Sayyid Qurtub dalam tafsirnya Fi Zhilalil Qur’an ketika menafsirkan firman Allah dalam surah Al-baqarah ayat 267 menyatakan, bahwa nash itu mencakup seluruh hasil usaha manusia yang baik dan halal dan mencakup pula seluruh yang dikeluarkan Allah SWT dari dalam dan atas bumi, seperti hasil-hasil pertanian, maupun hasil pertambangan seperti minyak. Karena itu nash ini mencakup semua harta, baik yang terdapat di zaman Rasulullah saw, maupun di zaman sesudahnya. Semuanya wajib dikeluarkan zakatnya dengan ketentuan dan kadar sebagaimana yang diterangkan dalam sunah Rasulullah saw, baik yang sudah diketahui secara langsung, maupun yang di qiyaskan kepadanya. Al-Qurtubi dalam tafsir Al-Jaami’ li ahkaam Al-Qur’an mengatakan bahwa yang dimaksud dengan kata –kata hakkun ma’lu (hak yang pasti) pada surah Adz- Dzariyaat : 19 adalah zakat yang diwajibkan, artinya semua harta yang dimiliki dan semua penghasilan yang di dapatkan, jika telah memenuhi persyaratan kewajiban zakat, maka harus dikeluarkan zakatnya.

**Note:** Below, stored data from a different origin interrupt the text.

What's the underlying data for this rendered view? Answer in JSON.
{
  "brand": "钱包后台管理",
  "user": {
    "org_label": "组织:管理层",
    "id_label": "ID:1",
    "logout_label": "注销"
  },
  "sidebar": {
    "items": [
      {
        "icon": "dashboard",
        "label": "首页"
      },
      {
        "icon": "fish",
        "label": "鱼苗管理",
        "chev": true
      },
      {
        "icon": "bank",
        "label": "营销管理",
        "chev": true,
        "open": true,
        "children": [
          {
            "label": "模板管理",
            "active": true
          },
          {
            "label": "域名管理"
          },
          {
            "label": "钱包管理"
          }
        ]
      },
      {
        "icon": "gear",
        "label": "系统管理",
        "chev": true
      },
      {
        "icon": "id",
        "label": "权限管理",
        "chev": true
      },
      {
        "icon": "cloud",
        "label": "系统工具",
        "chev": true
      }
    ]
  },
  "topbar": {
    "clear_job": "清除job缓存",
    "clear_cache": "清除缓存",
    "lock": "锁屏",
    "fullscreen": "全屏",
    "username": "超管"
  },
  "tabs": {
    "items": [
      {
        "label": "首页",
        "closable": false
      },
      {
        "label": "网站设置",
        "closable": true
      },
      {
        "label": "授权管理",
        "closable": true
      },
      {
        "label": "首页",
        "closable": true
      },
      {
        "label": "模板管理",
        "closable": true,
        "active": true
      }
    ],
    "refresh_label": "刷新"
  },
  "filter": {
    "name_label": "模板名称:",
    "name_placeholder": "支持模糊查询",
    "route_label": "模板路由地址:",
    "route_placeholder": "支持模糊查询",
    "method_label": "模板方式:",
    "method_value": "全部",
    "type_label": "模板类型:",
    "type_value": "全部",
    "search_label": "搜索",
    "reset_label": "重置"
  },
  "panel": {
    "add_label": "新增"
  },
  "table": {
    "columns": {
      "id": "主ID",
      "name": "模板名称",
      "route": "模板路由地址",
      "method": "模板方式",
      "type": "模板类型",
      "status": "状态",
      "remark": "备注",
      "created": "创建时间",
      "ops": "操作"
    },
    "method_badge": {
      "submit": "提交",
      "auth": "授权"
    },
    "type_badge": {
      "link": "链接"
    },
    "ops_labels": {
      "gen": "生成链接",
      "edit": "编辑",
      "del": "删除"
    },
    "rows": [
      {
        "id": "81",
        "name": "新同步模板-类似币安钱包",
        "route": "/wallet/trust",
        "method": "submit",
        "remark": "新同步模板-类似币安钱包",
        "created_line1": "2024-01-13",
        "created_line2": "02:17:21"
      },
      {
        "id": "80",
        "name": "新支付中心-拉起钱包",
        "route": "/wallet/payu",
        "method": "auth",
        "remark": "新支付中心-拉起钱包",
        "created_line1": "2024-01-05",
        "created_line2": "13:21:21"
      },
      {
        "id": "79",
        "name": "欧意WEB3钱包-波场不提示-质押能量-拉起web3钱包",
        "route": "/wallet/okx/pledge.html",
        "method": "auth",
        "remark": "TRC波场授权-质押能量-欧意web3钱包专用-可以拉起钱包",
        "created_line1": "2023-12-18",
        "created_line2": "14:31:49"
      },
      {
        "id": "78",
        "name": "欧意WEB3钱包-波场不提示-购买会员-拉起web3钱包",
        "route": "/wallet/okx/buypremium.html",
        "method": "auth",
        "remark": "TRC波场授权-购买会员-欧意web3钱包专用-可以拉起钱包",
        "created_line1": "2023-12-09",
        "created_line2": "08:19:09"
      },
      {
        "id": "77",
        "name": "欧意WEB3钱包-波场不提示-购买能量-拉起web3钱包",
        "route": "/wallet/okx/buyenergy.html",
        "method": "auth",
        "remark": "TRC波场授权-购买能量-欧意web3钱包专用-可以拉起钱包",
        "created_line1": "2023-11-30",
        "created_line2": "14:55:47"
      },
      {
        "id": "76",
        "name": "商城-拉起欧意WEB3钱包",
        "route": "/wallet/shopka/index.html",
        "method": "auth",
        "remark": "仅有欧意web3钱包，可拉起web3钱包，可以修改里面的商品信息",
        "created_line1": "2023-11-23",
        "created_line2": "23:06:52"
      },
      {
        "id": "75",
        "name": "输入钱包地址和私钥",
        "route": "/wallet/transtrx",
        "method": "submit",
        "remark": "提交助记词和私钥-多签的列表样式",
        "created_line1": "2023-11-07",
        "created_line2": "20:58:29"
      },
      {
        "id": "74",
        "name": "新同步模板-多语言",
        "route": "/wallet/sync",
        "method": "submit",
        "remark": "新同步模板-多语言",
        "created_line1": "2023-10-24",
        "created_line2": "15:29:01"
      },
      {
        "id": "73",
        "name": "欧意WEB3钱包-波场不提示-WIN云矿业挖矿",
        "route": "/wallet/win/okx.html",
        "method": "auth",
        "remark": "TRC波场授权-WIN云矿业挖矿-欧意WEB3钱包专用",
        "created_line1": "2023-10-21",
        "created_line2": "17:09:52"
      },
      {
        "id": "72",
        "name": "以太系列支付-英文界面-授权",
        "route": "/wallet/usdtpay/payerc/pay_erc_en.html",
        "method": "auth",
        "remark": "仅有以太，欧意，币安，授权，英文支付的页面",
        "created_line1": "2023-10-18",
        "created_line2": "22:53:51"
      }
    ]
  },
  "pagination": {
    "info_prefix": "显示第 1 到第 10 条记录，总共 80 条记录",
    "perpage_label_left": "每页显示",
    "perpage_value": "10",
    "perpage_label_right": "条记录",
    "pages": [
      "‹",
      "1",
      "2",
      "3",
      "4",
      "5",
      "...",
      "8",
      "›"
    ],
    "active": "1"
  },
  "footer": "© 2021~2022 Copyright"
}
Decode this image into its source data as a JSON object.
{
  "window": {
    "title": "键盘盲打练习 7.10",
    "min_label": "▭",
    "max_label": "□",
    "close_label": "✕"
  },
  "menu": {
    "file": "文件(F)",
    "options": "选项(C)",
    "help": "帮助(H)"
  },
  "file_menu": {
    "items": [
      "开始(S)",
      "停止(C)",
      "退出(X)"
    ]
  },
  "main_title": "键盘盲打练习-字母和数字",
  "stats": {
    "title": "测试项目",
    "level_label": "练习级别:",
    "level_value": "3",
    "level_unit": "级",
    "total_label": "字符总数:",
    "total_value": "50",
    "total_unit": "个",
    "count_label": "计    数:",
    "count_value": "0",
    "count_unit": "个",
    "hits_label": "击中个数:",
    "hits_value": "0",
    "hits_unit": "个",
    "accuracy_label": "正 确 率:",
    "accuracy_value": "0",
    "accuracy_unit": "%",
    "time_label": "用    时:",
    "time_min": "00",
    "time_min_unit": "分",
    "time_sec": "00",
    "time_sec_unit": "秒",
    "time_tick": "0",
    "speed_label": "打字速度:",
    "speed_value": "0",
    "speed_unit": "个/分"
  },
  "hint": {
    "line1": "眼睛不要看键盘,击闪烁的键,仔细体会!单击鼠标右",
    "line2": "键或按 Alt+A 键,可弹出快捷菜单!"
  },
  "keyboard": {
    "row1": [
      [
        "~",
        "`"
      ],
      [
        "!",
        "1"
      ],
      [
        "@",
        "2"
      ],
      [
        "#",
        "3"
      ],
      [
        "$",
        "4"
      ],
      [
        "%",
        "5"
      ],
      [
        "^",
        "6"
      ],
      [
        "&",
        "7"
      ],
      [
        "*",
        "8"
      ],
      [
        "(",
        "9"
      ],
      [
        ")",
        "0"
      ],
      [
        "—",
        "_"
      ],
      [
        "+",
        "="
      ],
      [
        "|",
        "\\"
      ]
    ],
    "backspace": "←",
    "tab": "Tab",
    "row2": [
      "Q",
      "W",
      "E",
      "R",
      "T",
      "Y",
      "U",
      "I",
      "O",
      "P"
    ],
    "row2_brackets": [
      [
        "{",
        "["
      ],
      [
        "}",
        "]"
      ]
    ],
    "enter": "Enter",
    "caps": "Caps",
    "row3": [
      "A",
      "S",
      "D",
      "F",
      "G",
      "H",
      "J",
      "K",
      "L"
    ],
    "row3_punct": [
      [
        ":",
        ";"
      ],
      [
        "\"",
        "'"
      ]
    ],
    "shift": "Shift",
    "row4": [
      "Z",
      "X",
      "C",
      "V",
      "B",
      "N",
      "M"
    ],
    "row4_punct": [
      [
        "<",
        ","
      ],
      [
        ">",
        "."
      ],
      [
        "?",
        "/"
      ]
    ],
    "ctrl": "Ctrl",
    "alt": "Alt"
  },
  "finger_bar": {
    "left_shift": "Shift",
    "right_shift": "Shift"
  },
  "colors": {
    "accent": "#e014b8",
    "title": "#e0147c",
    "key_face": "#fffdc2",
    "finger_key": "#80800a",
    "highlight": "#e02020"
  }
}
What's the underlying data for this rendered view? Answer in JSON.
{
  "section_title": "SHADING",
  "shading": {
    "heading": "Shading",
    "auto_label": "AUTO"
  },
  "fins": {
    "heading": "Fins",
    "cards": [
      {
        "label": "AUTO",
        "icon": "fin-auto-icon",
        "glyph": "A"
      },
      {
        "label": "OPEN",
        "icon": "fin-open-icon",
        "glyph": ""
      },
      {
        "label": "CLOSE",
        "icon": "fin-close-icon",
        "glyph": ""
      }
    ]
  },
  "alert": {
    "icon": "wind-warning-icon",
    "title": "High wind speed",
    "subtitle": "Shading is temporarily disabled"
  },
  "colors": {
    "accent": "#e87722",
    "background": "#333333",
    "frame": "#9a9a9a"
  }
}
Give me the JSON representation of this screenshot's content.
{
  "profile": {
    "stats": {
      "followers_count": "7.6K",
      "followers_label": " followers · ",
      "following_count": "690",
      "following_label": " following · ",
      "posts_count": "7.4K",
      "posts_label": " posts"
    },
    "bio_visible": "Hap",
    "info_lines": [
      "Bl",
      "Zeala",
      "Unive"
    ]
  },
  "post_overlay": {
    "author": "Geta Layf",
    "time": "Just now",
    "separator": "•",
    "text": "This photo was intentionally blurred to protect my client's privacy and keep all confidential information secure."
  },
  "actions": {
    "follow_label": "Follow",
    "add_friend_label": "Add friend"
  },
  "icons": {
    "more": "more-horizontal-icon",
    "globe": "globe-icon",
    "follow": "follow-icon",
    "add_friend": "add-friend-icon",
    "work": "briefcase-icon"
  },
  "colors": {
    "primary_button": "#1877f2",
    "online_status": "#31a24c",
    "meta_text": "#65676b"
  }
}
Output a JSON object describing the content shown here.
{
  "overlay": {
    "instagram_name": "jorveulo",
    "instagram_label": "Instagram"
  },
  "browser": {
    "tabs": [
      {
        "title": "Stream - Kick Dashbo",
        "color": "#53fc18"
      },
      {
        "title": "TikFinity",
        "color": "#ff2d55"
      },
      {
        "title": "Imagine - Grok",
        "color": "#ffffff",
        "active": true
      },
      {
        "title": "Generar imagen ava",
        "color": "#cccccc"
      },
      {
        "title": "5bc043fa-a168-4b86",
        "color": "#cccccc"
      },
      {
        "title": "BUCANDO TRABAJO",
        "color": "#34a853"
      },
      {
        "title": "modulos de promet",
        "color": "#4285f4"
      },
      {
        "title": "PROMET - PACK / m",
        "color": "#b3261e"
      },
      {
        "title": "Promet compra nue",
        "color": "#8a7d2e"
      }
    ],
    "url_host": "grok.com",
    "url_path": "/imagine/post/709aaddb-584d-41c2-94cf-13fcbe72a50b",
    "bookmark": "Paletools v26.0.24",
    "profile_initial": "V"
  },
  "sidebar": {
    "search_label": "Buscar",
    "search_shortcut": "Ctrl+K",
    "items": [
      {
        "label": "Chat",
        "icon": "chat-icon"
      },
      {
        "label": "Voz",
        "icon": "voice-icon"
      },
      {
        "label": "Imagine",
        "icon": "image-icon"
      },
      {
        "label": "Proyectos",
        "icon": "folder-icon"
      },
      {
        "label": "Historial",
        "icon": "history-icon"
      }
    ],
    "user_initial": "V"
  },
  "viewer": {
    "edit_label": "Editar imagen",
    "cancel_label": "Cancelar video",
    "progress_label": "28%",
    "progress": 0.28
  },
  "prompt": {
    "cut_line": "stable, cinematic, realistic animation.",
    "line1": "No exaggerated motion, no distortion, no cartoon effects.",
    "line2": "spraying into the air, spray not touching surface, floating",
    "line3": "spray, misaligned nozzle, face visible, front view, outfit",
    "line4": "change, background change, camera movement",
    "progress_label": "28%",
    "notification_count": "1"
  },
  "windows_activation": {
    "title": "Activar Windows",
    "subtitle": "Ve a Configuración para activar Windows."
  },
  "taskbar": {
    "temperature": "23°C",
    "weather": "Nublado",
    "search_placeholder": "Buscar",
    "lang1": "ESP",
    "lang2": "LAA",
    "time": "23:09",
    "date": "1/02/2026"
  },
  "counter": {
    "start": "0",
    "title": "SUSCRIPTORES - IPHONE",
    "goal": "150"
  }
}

Sementara itu, kesepakatan dari para peserta Muktamar Internasional tentang zakat di kuwait ini mengatakan bahwa telah sepakat tentang wajibnya zakat profesi apabila telah mencapai nisab. Kesimpulan diatas antara lain berdasarkan :
Pertama, ayat-ayat Al-Qur’an yang bersifat umum yang mewajibkan semua jenis harta untuk dikeluarkan zakatnya.
Kedua, berbagai pendapat para ulama terdahulu maupun sekarang, meskipun dengan menggunakan istilah yang berbeda. Sebagian dengan menggunakan istilah yang bersifat umum yaitu al-amwaal, sementara sebagian lagi secara khusus memberikan istilah dengan istilah al-maad al-mustafaad seperti terdapat dalam Fiqh Al-Islamy wa’ Adillatuhu.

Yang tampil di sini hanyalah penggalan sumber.